In his memoirs published in 1996, Mikhail Gorbachev denounced the deployment of Soviet SS-20 missiles in the late 1970s as “an unforgivable adventure, embarked on by the previous Soviet leadership”, adding that they “might have assumed that, while we deployed our missiles, western countermeasures would be impeded by the peace movement. If so, such a calculation was more than naive”. Despite the best efforts of the Greenham women to prevent it, deployment of cruise missiles went ahead as planned, paving the way for the 1987 Intermediate-Range Nuclear Forces Treaty, which eliminated both cruise and the SS-20s. This multilateral deal could never have happened if their campaign for unilateral UK nuclear disarmament had succeeded.
Rebecca Johnson (Letters, 30 January) appears to have forgotten that this conclusion was shared across the political spectrum. As the Observer stated in an editorial on 20 September 1987: “Think back to 1979, when Nato settled on its ‘twin-track’ decision to deploy cruise and Pershing-2 missiles in Europe while continuing to negotiate with the Russians about the elimination of such systems. If the Soviet Union had then offered, inconceivably, to eliminate all its intermediate and short-range missiles aimed at western Europe in return for the non-deployment of cruise and Pershing-2, the offer would have been greeted with disbelief – and joy. Yet that is the very outcome that has now been achieved by deployment and negotiation: the twin-track decision has achieved its objective.

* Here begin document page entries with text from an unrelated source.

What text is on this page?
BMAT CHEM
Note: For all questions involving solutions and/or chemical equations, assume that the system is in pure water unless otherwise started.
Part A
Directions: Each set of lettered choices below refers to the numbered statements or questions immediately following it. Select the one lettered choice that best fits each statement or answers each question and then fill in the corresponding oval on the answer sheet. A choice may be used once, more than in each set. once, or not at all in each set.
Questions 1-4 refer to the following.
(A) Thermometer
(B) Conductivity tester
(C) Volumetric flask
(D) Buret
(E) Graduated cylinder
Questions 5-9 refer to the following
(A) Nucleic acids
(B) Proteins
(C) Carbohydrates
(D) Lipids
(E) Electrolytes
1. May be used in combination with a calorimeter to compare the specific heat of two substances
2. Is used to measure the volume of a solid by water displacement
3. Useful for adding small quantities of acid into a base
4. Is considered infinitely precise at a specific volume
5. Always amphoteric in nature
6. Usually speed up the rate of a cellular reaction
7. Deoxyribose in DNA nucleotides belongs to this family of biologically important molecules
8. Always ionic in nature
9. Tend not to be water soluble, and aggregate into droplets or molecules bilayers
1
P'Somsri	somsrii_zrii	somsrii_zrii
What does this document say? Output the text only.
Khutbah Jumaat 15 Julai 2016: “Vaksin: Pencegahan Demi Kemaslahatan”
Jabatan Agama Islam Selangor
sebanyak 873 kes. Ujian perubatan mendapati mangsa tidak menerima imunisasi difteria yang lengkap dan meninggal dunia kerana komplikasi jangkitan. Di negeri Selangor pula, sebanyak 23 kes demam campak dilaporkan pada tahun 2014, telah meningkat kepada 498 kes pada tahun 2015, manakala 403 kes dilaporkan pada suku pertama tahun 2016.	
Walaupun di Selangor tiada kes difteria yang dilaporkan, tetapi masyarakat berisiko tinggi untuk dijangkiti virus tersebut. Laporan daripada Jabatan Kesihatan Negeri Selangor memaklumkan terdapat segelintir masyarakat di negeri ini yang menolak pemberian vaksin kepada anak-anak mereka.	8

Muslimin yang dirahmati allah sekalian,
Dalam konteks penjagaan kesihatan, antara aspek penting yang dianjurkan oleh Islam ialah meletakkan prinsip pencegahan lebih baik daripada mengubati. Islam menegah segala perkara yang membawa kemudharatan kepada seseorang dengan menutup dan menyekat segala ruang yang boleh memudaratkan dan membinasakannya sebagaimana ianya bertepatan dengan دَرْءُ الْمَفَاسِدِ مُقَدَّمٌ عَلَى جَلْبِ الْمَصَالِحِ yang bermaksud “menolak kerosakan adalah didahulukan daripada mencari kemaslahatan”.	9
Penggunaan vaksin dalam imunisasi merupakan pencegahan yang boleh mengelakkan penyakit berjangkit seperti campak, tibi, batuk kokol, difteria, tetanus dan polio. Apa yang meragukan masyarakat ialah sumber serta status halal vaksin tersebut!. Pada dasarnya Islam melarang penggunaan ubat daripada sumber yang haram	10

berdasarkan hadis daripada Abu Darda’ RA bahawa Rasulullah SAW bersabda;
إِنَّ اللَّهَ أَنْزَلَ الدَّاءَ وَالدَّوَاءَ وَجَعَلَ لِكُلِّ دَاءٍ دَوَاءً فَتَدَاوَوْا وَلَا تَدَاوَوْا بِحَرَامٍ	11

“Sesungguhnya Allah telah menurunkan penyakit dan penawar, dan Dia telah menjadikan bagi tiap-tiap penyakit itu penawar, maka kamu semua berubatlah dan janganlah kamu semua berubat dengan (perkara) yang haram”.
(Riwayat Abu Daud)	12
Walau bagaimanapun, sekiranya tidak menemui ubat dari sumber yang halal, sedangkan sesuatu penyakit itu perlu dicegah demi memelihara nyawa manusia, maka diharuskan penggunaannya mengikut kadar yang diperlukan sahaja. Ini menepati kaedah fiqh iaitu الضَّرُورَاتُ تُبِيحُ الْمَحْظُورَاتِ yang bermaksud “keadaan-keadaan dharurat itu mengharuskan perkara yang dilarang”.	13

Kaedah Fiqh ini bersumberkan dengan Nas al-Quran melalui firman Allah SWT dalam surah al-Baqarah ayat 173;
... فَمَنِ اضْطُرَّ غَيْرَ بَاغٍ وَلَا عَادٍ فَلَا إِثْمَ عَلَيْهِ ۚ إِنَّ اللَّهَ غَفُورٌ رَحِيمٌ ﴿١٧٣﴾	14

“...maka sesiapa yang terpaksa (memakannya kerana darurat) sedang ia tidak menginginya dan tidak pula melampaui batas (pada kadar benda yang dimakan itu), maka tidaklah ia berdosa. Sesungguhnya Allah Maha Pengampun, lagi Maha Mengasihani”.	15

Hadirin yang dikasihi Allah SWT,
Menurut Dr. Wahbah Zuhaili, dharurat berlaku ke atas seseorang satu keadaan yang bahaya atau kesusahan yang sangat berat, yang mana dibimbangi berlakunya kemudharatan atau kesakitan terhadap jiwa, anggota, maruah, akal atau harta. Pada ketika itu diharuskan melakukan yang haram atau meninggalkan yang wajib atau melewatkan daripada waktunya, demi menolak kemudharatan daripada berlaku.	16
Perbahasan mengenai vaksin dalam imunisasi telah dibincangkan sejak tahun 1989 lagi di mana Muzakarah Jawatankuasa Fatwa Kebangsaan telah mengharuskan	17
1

“Now is the moment for those who stood firm in 1983 – the year of deployment – to enjoy the results of their resolution. Despite public agitation and the parading of conscience through the streets, Nato was not deterred. Who would now have the nerve to claim that if the prescription of the peace groups had been followed the outcome would have been as good? The deal is a triumph for toughness and realism in international relations”.